La mise en page est à l'avenant dans sa mobilité typographique et spatiale, imperceptiblement mais sûrement déportée dans une forme picturale et calligraphique qui retient l'attention. Ne contribue-t-elle pas à édifier le sens, mimant, par exemple, la proximité ou la distance ?
Poème après poème, les ordres de la taxinomie se succèdent dans la rigueur de leurs classes revisitées par la liberté un brin déclassificatrice du point de vue.
D'envolées en voltiges du lexique, chemin faisant, nous découvrons une multitude de noms d'oiseaux comme autant d'évocations-invocations.
À l'occasion chamaniques, ces rythmes parfois obsessifs, entêtants toujours, se profilent comme un décalque possible du mouvement invétéré de l'oiseau. La picturalité de la page se donne alors comme un rendu possible de la spatialité échue aux volatiles.

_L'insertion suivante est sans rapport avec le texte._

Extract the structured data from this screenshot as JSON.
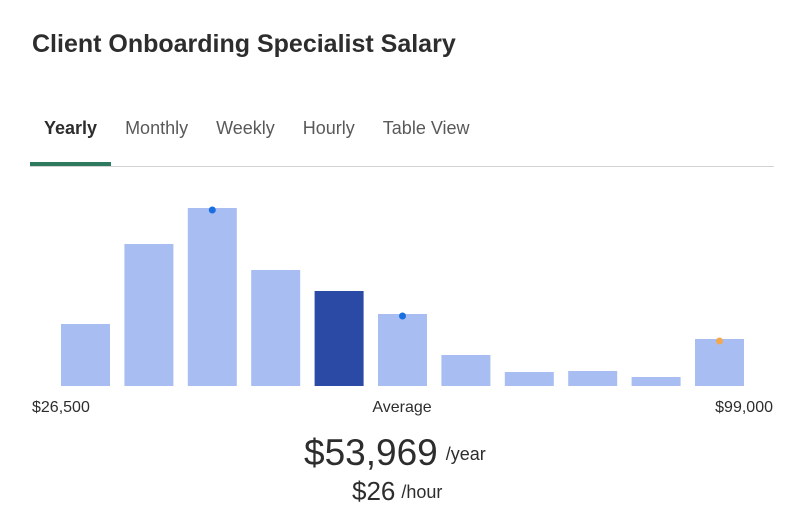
{
  "header": {
    "title": "Client Onboarding Specialist Salary"
  },
  "tabs": [
    "Yearly",
    "Monthly",
    "Weekly",
    "Hourly",
    "Table View"
  ],
  "active_tab": 0,
  "chart_data": {
    "type": "bar",
    "values": [
      62,
      142,
      178,
      116,
      95,
      72,
      31,
      14,
      15,
      9,
      47
    ],
    "colors": [
      "#a8bdf2",
      "#a8bdf2",
      "#a8bdf2",
      "#a8bdf2",
      "#2a4aa5",
      "#a8bdf2",
      "#a8bdf2",
      "#a8bdf2",
      "#a8bdf2",
      "#a8bdf2",
      "#a8bdf2"
    ],
    "marker_colors": [
      null,
      null,
      "#1a6fe0",
      null,
      null,
      "#1a6fe0",
      null,
      null,
      null,
      null,
      "#f2a94e"
    ],
    "min_label": "$26,500",
    "center_label": "Average",
    "max_label": "$99,000"
  },
  "summary": {
    "amount": "$53,969",
    "period": "/year",
    "hourly": "$26",
    "hourly_period": "/hour"
  }
}
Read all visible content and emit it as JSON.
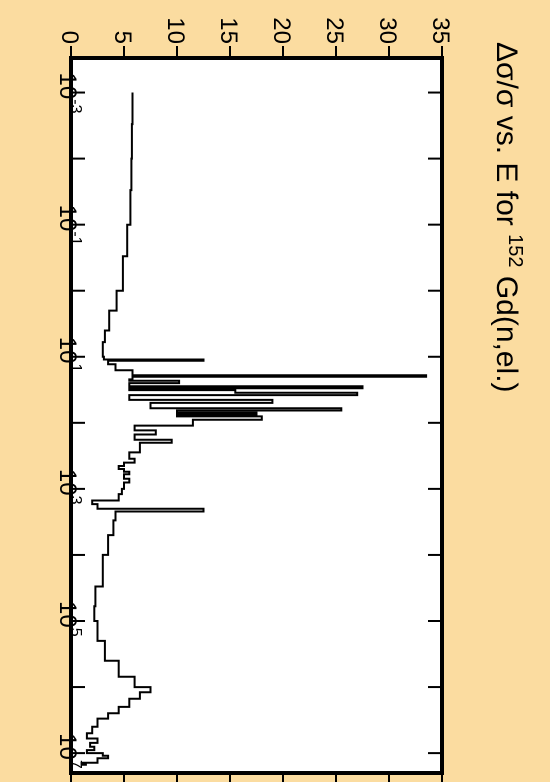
{
  "chart_data": {
    "type": "line",
    "title_parts": {
      "prefix": "Δσ/σ vs. E for  ",
      "mass_number": "152",
      "suffix": "Gd(n,el.)"
    },
    "xlabel": "",
    "ylabel": "",
    "x_scale": "log",
    "xlim": [
      0.0003,
      20000000
    ],
    "ylim": [
      0,
      35
    ],
    "x_tick_labels": [
      {
        "base": "10",
        "exp": "-3",
        "value": 0.001
      },
      {
        "base": "10",
        "exp": "-1",
        "value": 0.1
      },
      {
        "base": "10",
        "exp": "1",
        "value": 10
      },
      {
        "base": "10",
        "exp": "3",
        "value": 1000
      },
      {
        "base": "10",
        "exp": "5",
        "value": 100000
      },
      {
        "base": "10",
        "exp": "7",
        "value": 10000000
      }
    ],
    "y_tick_labels": [
      "0",
      "5",
      "10",
      "15",
      "20",
      "25",
      "30",
      "35"
    ],
    "y_ticks": [
      0,
      5,
      10,
      15,
      20,
      25,
      30,
      35
    ],
    "grid": false,
    "legend": "none",
    "orientation": "rotated-90-clockwise",
    "series": [
      {
        "x": [
          0.001,
          0.003,
          0.01,
          0.03,
          0.1,
          0.3,
          1,
          2,
          4,
          6,
          8,
          10,
          11,
          11.5,
          12,
          13,
          15,
          16,
          17.5,
          19,
          20,
          21,
          22,
          23,
          25,
          27,
          28,
          30,
          32,
          35,
          38,
          40,
          45,
          50,
          55,
          60,
          65,
          70,
          75,
          80,
          90,
          100,
          110,
          130,
          150,
          180,
          200,
          250,
          280,
          300,
          350,
          400,
          450,
          500,
          550,
          600,
          700,
          800,
          1000,
          1200,
          1500,
          1700,
          2000,
          2200,
          2500,
          3000,
          5000,
          10000,
          30000,
          60000,
          100000,
          200000,
          400000,
          700000,
          1000000,
          1200000,
          1500000,
          2000000,
          2500000,
          3000000,
          4000000,
          5000000,
          6000000,
          7000000,
          8000000,
          9000000,
          10000000,
          11000000,
          12000000,
          14000000,
          15000000
        ],
        "y": [
          5.8,
          5.75,
          5.7,
          5.6,
          5.3,
          4.9,
          4.3,
          3.6,
          3.2,
          3.0,
          3.0,
          3.1,
          12.5,
          3.5,
          3.5,
          4.2,
          4.2,
          5.8,
          5.8,
          33.5,
          5.8,
          5.8,
          5.5,
          10.2,
          5.5,
          5.5,
          27.5,
          5.5,
          15.5,
          27.0,
          5.5,
          5.5,
          19.0,
          7.5,
          7.5,
          25.5,
          10.0,
          17.5,
          10.0,
          18.0,
          11.5,
          11.5,
          6.0,
          8.0,
          6.0,
          9.5,
          6.5,
          6.5,
          5.5,
          5.5,
          6.0,
          5.0,
          4.5,
          5.0,
          5.5,
          5.0,
          5.5,
          5.0,
          4.8,
          4.5,
          2.0,
          2.5,
          12.5,
          4.2,
          4.2,
          4.0,
          3.5,
          3.0,
          2.3,
          2.2,
          2.5,
          3.2,
          4.5,
          6.0,
          7.5,
          6.5,
          5.5,
          4.5,
          3.5,
          2.5,
          2.0,
          1.5,
          2.5,
          1.8,
          2.2,
          1.5,
          3.0,
          3.5,
          2.5,
          1.0,
          1.5
        ]
      }
    ]
  }
}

Cependant, dans ces "jeux" subtils, l'oiseau est plus que lui-même, il est également sa propre histoire. Car chaque poème s'étoile de notations, anecdotes historiques ou littéraires nous signalant les aléas de la temporalité. Espèces disparues, accidents notables, nécrologies, cocasseries des circonstances, préjugés et qualités s'insinuent dans le poème.
À cette aune, une prenante densité symbolique se déploie à mesure que le lecteur s'avance dans ce livre inclassable.
La forme, justement, n'était-elle pas également introduite par le thème de l'"augure" ? L'oiseau n'est-il pas tout aussi divinatoire, haruspice ? Saurions-nous l'ignorer ?
Dans cette mesure, le recueil devient la prophétie de sa forme de liste zébrées, en séries trouées, psalmodiées, juxtaposées, cousues, apparentées, contaminées.
Érodé ou non, l'effet de liste renouvelle la surprise de l'énoncé avec humour, sensibilité et fraîcheur. Le bonheur d'un l'équilibre "architectonique" amalgamant la prodigieuse diversité des segments dont le recueil est pétri séduit.
Selon les logiques du chant et d'une forme de prière étrangement laïque, chemin faisant, les fragments et autres lambeaux finissent par composer un recueil fortement unitaire. Dans lequel la déchirure, le saut et l'envol soudain valent paradoxalement comme une continuité tangible. De poème à poème, distance, réitération et différence font toujours bon ménage.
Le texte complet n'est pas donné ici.